You’ll find it where it’s always been, of course—at the meat-and-threes and soul-food shacks that keep places like Athens and Birmingham moving. Increasingly in this brave new world of comfort-food fetishization, you’ll also find fried chicken at restaurants with a chefy pedigree. This bird falls decidedly into the latter camp, the brainchild of diabolical genius Sean Brock, a guy uniquely capable of making food that would please both Michelin inspectors and your skillet-packing grandmama. He’s a bridge builder, a man whose mission is to bring Southern food into the future by connecting it to its past.

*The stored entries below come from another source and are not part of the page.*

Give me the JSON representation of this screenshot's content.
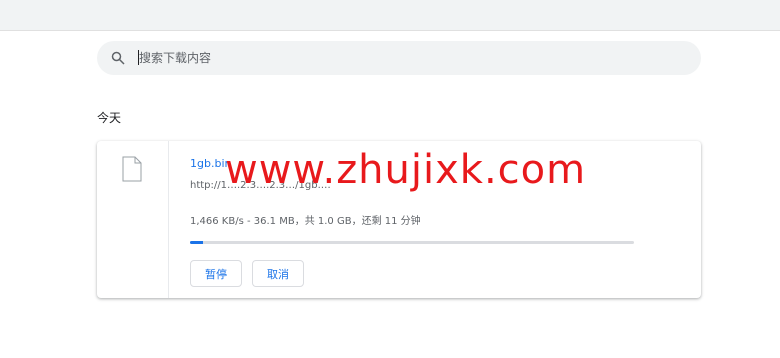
{
  "search": {
    "placeholder": "搜索下载内容"
  },
  "downloads": {
    "date_header": "今天",
    "item": {
      "file_name": "1gb.bin",
      "url": "http://1….2.3….2.3…/1gb.…",
      "status": "1,466 KB/s - 36.1 MB，共 1.0 GB，还剩 11 分钟",
      "progress_fraction": 0.03,
      "pause_label": "暂停",
      "cancel_label": "取消"
    }
  },
  "watermark": {
    "text": "www.zhujixk.com"
  },
  "colors": {
    "accent": "#1a73e8",
    "watermark": "#e8191c",
    "topbar": "#f1f3f4"
  }
}
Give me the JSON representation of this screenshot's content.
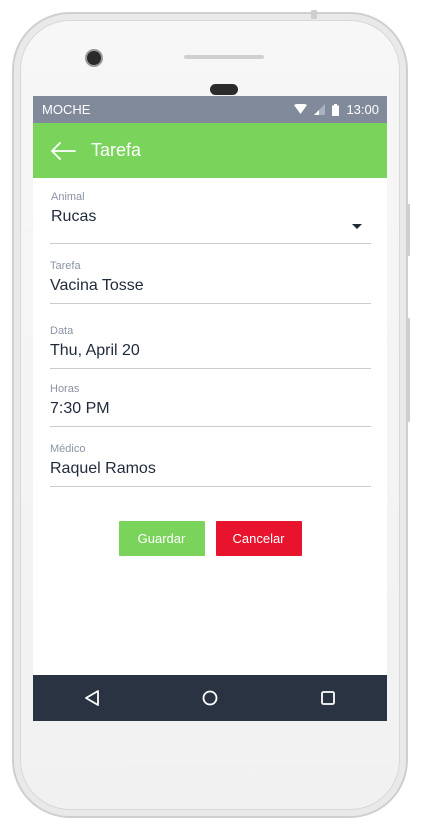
{
  "status_bar": {
    "carrier": "MOCHE",
    "time": "13:00",
    "icons": [
      "wifi-icon",
      "signal-icon",
      "battery-icon"
    ]
  },
  "app_bar": {
    "title": "Tarefa",
    "back_icon": "arrow-left-icon"
  },
  "form": {
    "animal": {
      "label": "Animal",
      "value": "Rucas"
    },
    "tarefa": {
      "label": "Tarefa",
      "value": "Vacina Tosse"
    },
    "data": {
      "label": "Data",
      "value": "Thu, April 20"
    },
    "horas": {
      "label": "Horas",
      "value": "7:30 PM"
    },
    "medico": {
      "label": "Médico",
      "value": "Raquel Ramos"
    }
  },
  "buttons": {
    "save_label": "Guardar",
    "cancel_label": "Cancelar"
  },
  "navigation": {
    "items": [
      "back-triangle-icon",
      "home-circle-icon",
      "recents-square-icon"
    ]
  },
  "colors": {
    "accent_green": "#7ad45c",
    "status_bar": "#818a9b",
    "nav_bar": "#2a3342",
    "cancel_red": "#e8142e"
  }
}
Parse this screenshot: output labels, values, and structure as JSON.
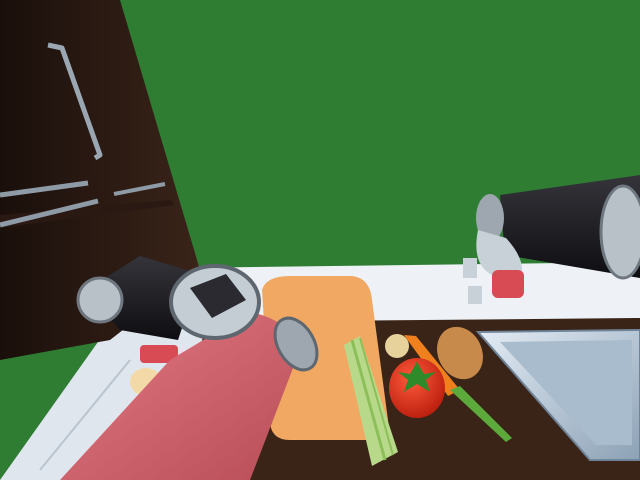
{
  "scene": {
    "objects": [
      "fridge",
      "fridge-handle-vertical",
      "freezer-handle",
      "cutting-board",
      "celery",
      "tomato",
      "carrot",
      "potato",
      "onion",
      "egg",
      "sink",
      "robot-left-arm",
      "robot-right-arm",
      "counter"
    ]
  },
  "colors": {
    "wall": "#2e7d32",
    "fridge": "#2b1a14",
    "counter_top": "#3a2418",
    "counter_white": "#e8eef4",
    "cutting_board": "#f0a862",
    "robot_body": "#d9656e",
    "robot_dark": "#1e1e22",
    "sink": "#b8c8d8"
  }
}
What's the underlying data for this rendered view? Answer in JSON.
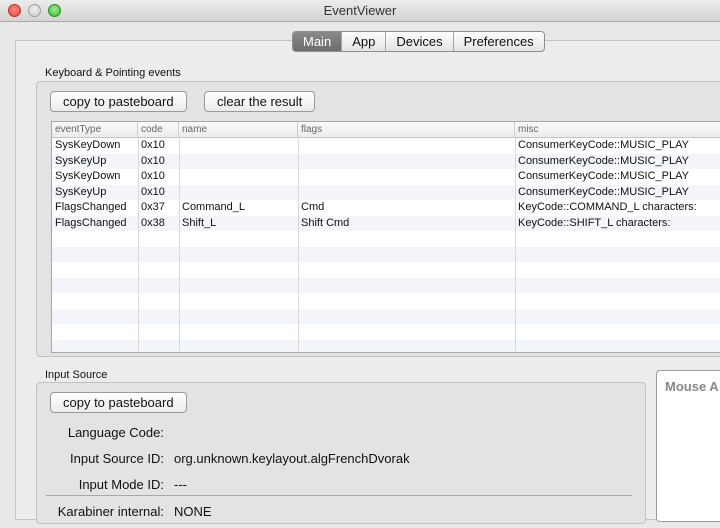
{
  "window": {
    "title": "EventViewer"
  },
  "tabs": [
    {
      "label": "Main",
      "active": true
    },
    {
      "label": "App",
      "active": false
    },
    {
      "label": "Devices",
      "active": false
    },
    {
      "label": "Preferences",
      "active": false
    }
  ],
  "keyboard": {
    "section_label": "Keyboard & Pointing events",
    "copy_label": "copy to pasteboard",
    "clear_label": "clear the result",
    "columns": [
      "eventType",
      "code",
      "name",
      "flags",
      "misc"
    ],
    "rows": [
      [
        "SysKeyDown",
        "0x10",
        "",
        "",
        "ConsumerKeyCode::MUSIC_PLAY"
      ],
      [
        "SysKeyUp",
        "0x10",
        "",
        "",
        "ConsumerKeyCode::MUSIC_PLAY"
      ],
      [
        "SysKeyDown",
        "0x10",
        "",
        "",
        "ConsumerKeyCode::MUSIC_PLAY"
      ],
      [
        "SysKeyUp",
        "0x10",
        "",
        "",
        "ConsumerKeyCode::MUSIC_PLAY"
      ],
      [
        "FlagsChanged",
        "0x37",
        "Command_L",
        "Cmd",
        "KeyCode::COMMAND_L     characters:"
      ],
      [
        "FlagsChanged",
        "0x38",
        "Shift_L",
        "Shift Cmd",
        "KeyCode::SHIFT_L     characters:"
      ]
    ]
  },
  "input_source": {
    "section_label": "Input Source",
    "copy_label": "copy to pasteboard",
    "language_code_label": "Language Code:",
    "language_code_value": "",
    "input_source_id_label": "Input Source ID:",
    "input_source_id_value": "org.unknown.keylayout.algFrenchDvorak",
    "input_mode_id_label": "Input Mode ID:",
    "input_mode_id_value": "---",
    "karabiner_label": "Karabiner internal:",
    "karabiner_value": "NONE"
  },
  "mouse": {
    "title": "Mouse A"
  },
  "colors": {
    "active_tab": "#7a7a7a",
    "row_stripe": "#f2f5fa",
    "close": "#e0443e",
    "minimize": "#c9c9c9",
    "maximize": "#35b42b"
  }
}
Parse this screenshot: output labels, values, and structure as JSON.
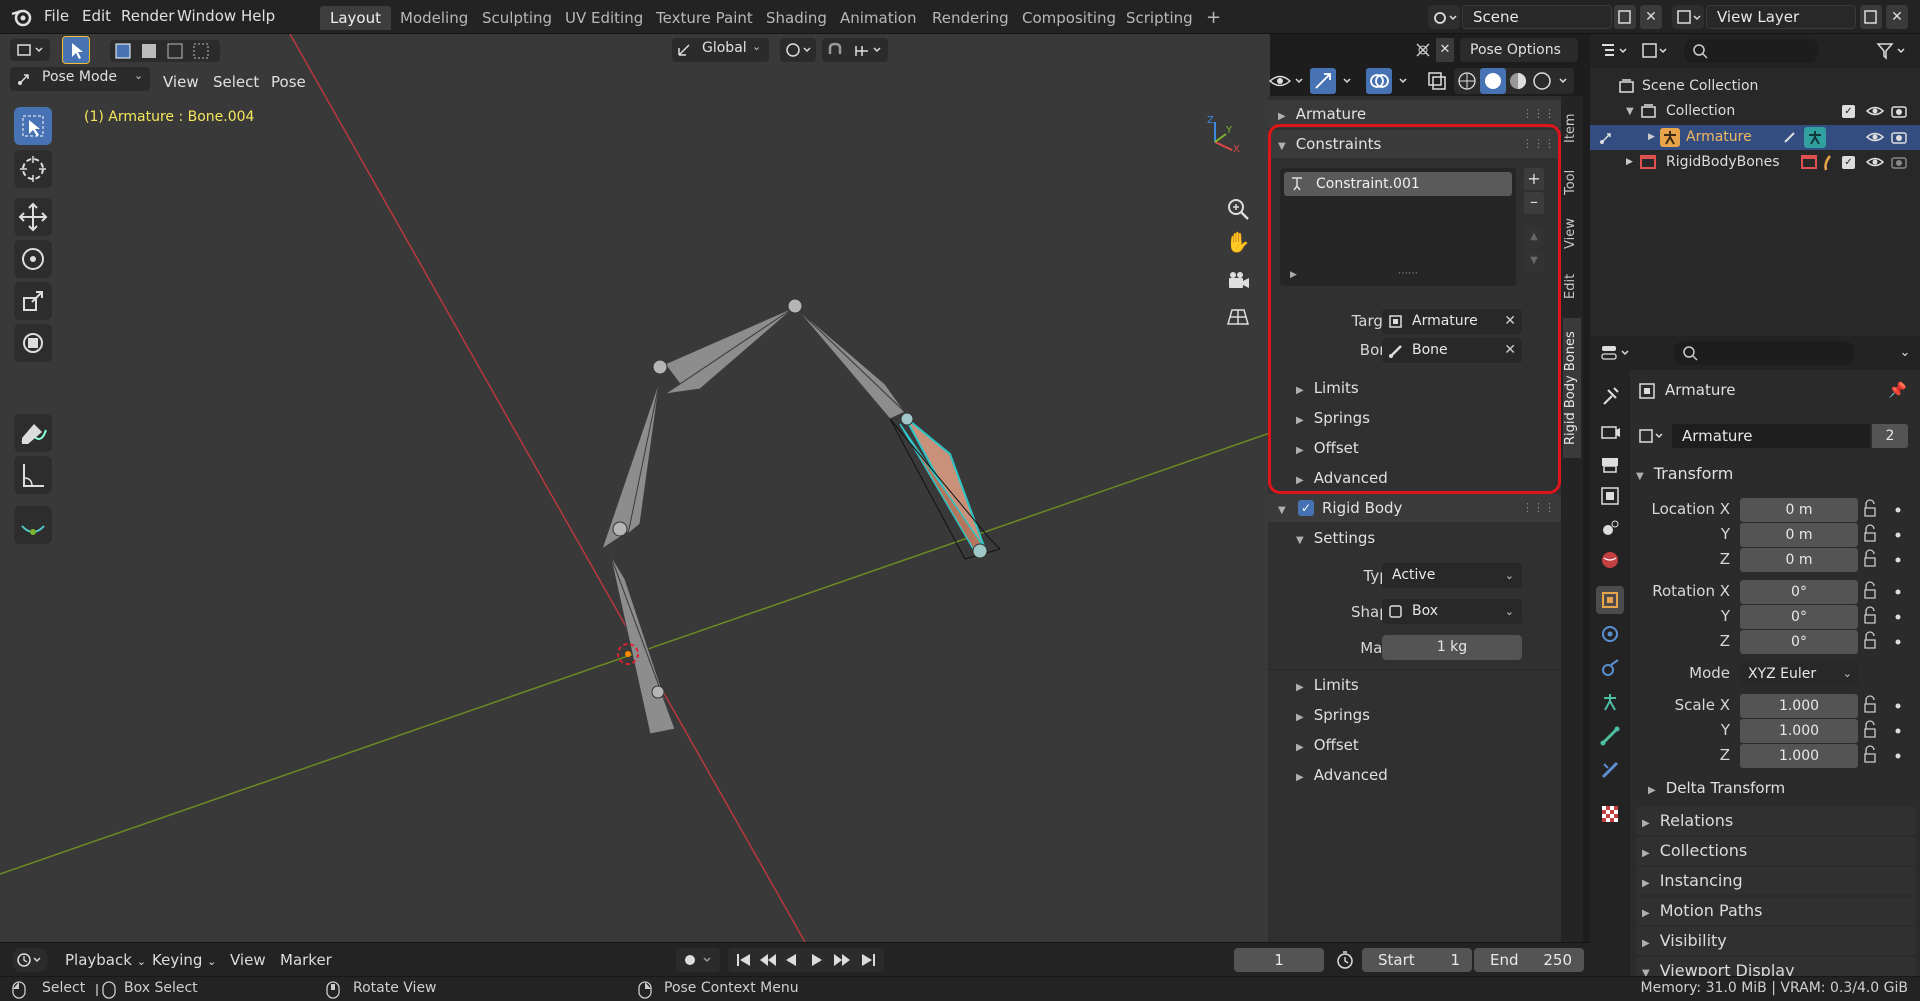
{
  "menubar": {
    "items": [
      "File",
      "Edit",
      "Render",
      "Window",
      "Help"
    ],
    "workspaces": [
      "Layout",
      "Modeling",
      "Sculpting",
      "UV Editing",
      "Texture Paint",
      "Shading",
      "Animation",
      "Rendering",
      "Compositing",
      "Scripting"
    ],
    "active_workspace": "Layout",
    "add_tab": "+",
    "scene": "Scene",
    "view_layer": "View Layer"
  },
  "viewport_header": {
    "mode": "Pose Mode",
    "menus": [
      "View",
      "Select",
      "Pose"
    ],
    "transform_orientation": "Global",
    "pose_options": "Pose Options"
  },
  "viewport": {
    "info_text": "(1) Armature : Bone.004",
    "axis_labels": {
      "x": "X",
      "y": "Y",
      "z": "Z"
    }
  },
  "npanel": {
    "armature_header": "Armature",
    "constraints": {
      "header": "Constraints",
      "list_item": "Constraint.001",
      "target_label": "Target",
      "target_value": "Armature",
      "bone_label": "Bone",
      "bone_value": "Bone",
      "subsections": [
        "Limits",
        "Springs",
        "Offset",
        "Advanced"
      ]
    },
    "rigid_body": {
      "header": "Rigid Body",
      "enabled": true,
      "settings_header": "Settings",
      "type_label": "Type",
      "type_value": "Active",
      "shape_label": "Shape",
      "shape_value": "Box",
      "mass_label": "Mass",
      "mass_value": "1 kg",
      "subsections": [
        "Limits",
        "Springs",
        "Offset",
        "Advanced"
      ]
    },
    "vertical_tabs": [
      "Item",
      "Tool",
      "View",
      "Edit",
      "Rigid Body Bones"
    ],
    "highlight_color": "#e0151b"
  },
  "outliner": {
    "scene_collection": "Scene Collection",
    "collection": "Collection",
    "armature": "Armature",
    "rigidbodybones": "RigidBodyBones"
  },
  "properties": {
    "object_name": "Armature",
    "datablock_name": "Armature",
    "datablock_users": "2",
    "transform_header": "Transform",
    "location_label": "Location X",
    "y_label": "Y",
    "z_label": "Z",
    "location": [
      "0 m",
      "0 m",
      "0 m"
    ],
    "rotation_label": "Rotation X",
    "rotation": [
      "0°",
      "0°",
      "0°"
    ],
    "mode_label": "Mode",
    "mode_value": "XYZ Euler",
    "scale_label": "Scale X",
    "scale": [
      "1.000",
      "1.000",
      "1.000"
    ],
    "delta_transform": "Delta Transform",
    "sections": [
      "Relations",
      "Collections",
      "Instancing",
      "Motion Paths",
      "Visibility",
      "Viewport Display"
    ]
  },
  "timeline": {
    "menus": [
      "Playback",
      "Keying",
      "View",
      "Marker"
    ],
    "current_frame": "1",
    "start_label": "Start",
    "start_value": "1",
    "end_label": "End",
    "end_value": "250"
  },
  "statusbar": {
    "select": "Select",
    "box_select": "Box Select",
    "rotate_view": "Rotate View",
    "context_menu": "Pose Context Menu",
    "memory": "Memory: 31.0 MiB | VRAM: 0.3/4.0 GiB"
  }
}
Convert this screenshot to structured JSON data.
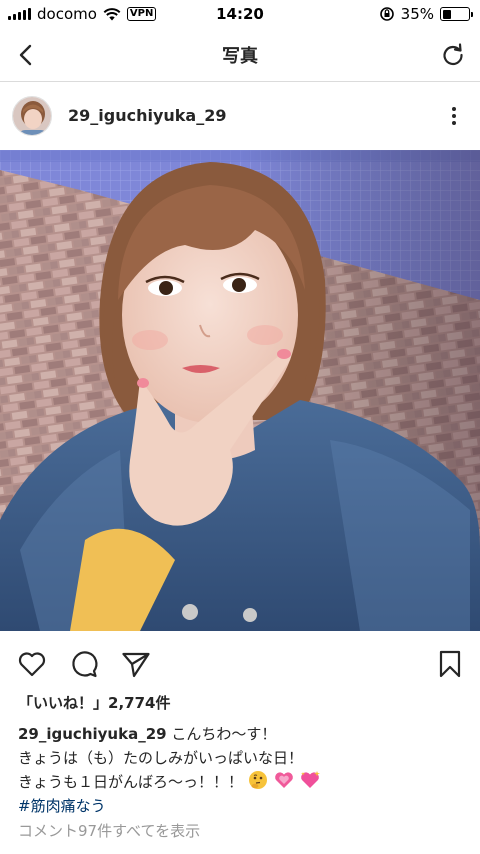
{
  "status_bar": {
    "carrier": "docomo",
    "vpn": "VPN",
    "time": "14:20",
    "battery_percent": "35%",
    "battery_level": 0.35
  },
  "nav": {
    "title": "写真",
    "back_icon": "chevron-left-icon",
    "refresh_icon": "refresh-icon"
  },
  "post": {
    "username": "29_iguchiyuka_29",
    "more_icon": "more-vertical-icon"
  },
  "actions": {
    "like_icon": "heart-icon",
    "comment_icon": "comment-icon",
    "share_icon": "send-icon",
    "save_icon": "bookmark-icon"
  },
  "likes": {
    "label": "「いいね！」",
    "count": "2,774件"
  },
  "caption": {
    "username": "29_iguchiyuka_29",
    "line1": "こんちわ〜す！",
    "line2": "きょうは（も）たのしみがいっぱいな日！",
    "line3": "きょうも１日がんばろ〜っ！！！",
    "emojis": [
      "thinking-face-icon",
      "growing-heart-icon",
      "sparkling-heart-icon"
    ],
    "hashtag": "#筋肉痛なう"
  },
  "comments": {
    "view_all": "コメント97件すべてを表示"
  },
  "colors": {
    "text": "#262626",
    "hashtag": "#003569",
    "muted": "#999999",
    "divider": "#dbdbdb"
  }
}
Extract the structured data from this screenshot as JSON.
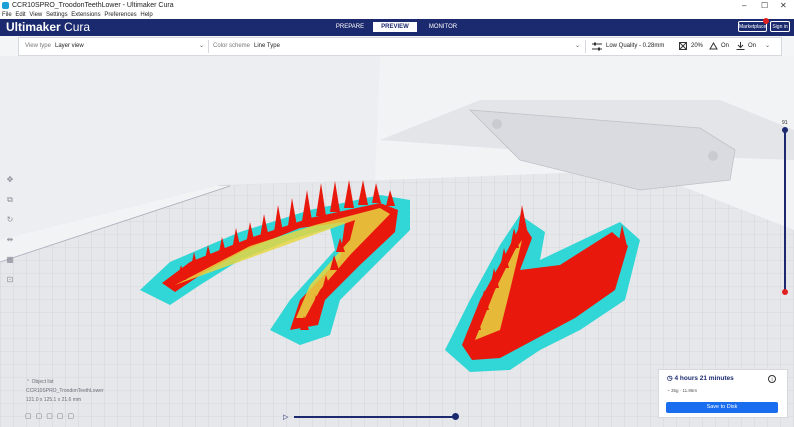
{
  "window": {
    "title": "CCR10SPRO_TroodonTeethLower - Ultimaker Cura",
    "controls": [
      "–",
      "☐",
      "✕"
    ]
  },
  "menu": [
    "File",
    "Edit",
    "View",
    "Settings",
    "Extensions",
    "Preferences",
    "Help"
  ],
  "header": {
    "brand_bold": "Ultimaker",
    "brand_light": " Cura",
    "tabs": [
      {
        "label": "PREPARE",
        "active": false
      },
      {
        "label": "PREVIEW",
        "active": true
      },
      {
        "label": "MONITOR",
        "active": false
      }
    ],
    "marketplace": "Marketplace",
    "signin": "Sign in",
    "accent": "#1b2a6e"
  },
  "toolbar": {
    "view_type_label": "View type",
    "view_type_value": "Layer view",
    "color_scheme_label": "Color scheme",
    "color_scheme_value": "Line Type",
    "quality": "Low Quality - 0.28mm",
    "infill": "20%",
    "support": "On",
    "adhesion": "On"
  },
  "objects": {
    "label": "Object list",
    "name": "CCR10SPRO_TroodonTeethLower",
    "dims": "121.0 x 125.1 x 21.6 mm"
  },
  "layer_slider": {
    "max_layer": "91",
    "handle_color": "#e02020"
  },
  "print_info": {
    "time": "4 hours 21 minutes",
    "material": "35g · 11.86m",
    "save_label": "Save to Disk",
    "save_color": "#196ef0"
  },
  "colors": {
    "wall": "#e8190c",
    "infill": "#e6d642",
    "skirt": "#31d6d6"
  }
}
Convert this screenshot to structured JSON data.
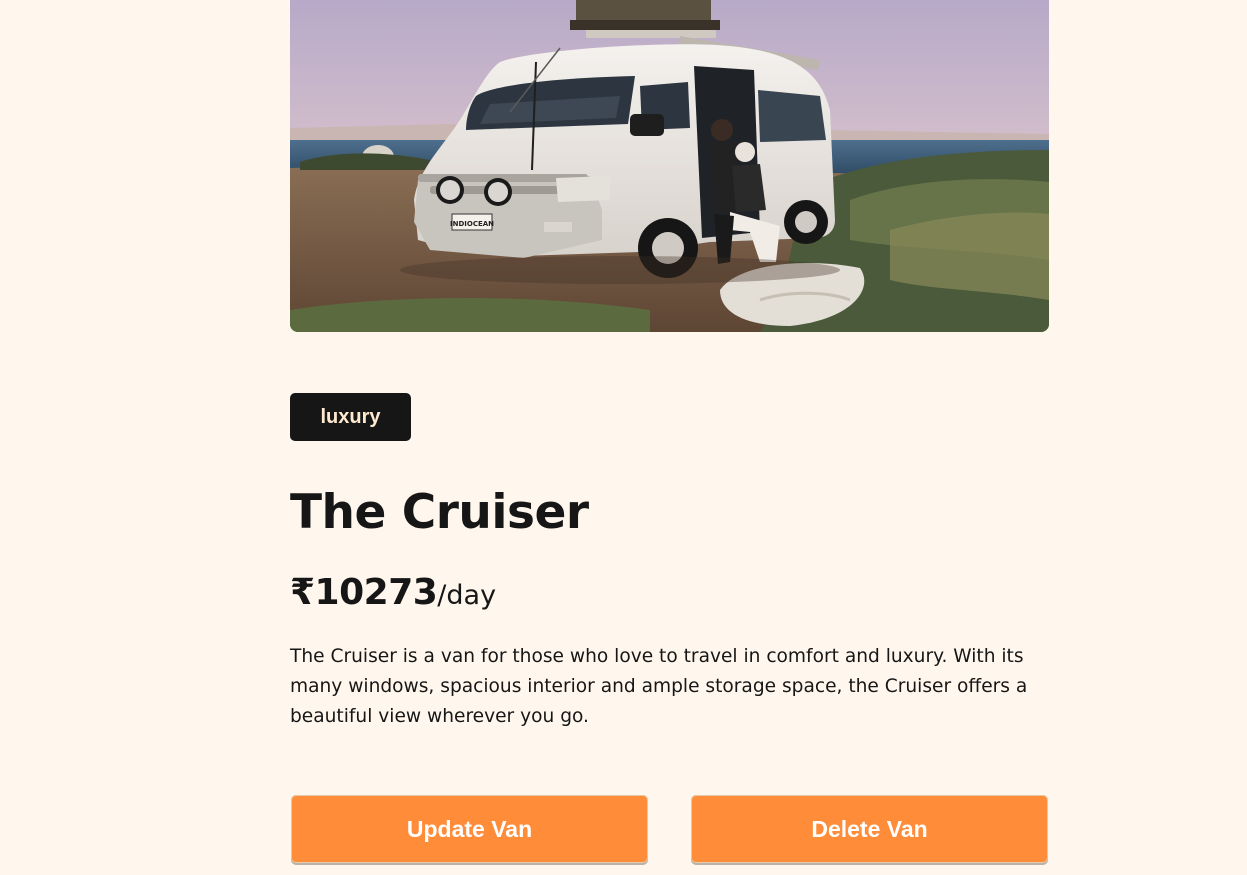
{
  "van": {
    "image_alt": "White camper van parked by the ocean with a couple sitting in the doorway",
    "plate_text": "INDIOCEAN",
    "type": "luxury",
    "name": "The Cruiser",
    "price_amount": "₹10273",
    "price_unit": "/day",
    "description": "The Cruiser is a van for those who love to travel in comfort and luxury. With its many windows, spacious interior and ample storage space, the Cruiser offers a beautiful view wherever you go."
  },
  "actions": {
    "update_label": "Update Van",
    "delete_label": "Delete Van"
  },
  "colors": {
    "page_background": "#FFF7ED",
    "badge_background": "#161616",
    "badge_text": "#FFEAD0",
    "button_background": "#FF8C38",
    "button_text": "#FFFFFF"
  }
}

This chicken is a perfect example of Brock’s breadth: For the purists, there is a buttermilk bath and a cast-iron pan filled with fat for frying, but Brock has a few tricks up his sleave to blast this bird into another stratosphere. To ensure the chicken is moist and seasoned to the bone, there is an overnight soak in sweet tea. To provide a more formidable crust, there is a blend of soft biscuit flour and crunchy cornmeal. And to ensure you pledge your undying loyalty to Brock and his legions of bad-ass line cooks, there is a heart-thumping convergence of four fats used to crisp up the chicken: lard, rendered chicken fat, melted Benton’s bacon fat, and rendered country ham scraps. At the last minute, Brock floats in an island of butter, which melts into the mix and gives this chicken a brilliant sheen.
You won’t find this chicken on the menu at Husk. Brock makes it for his buddies out of the prep kitchen behind the restaurant. On a recent Sunday morning, a group of off-duty cooks camped out in the parking lot, beating back their hangovers with bottles of hard cider, waiting for a chance to burn their lips on this beautiful bird.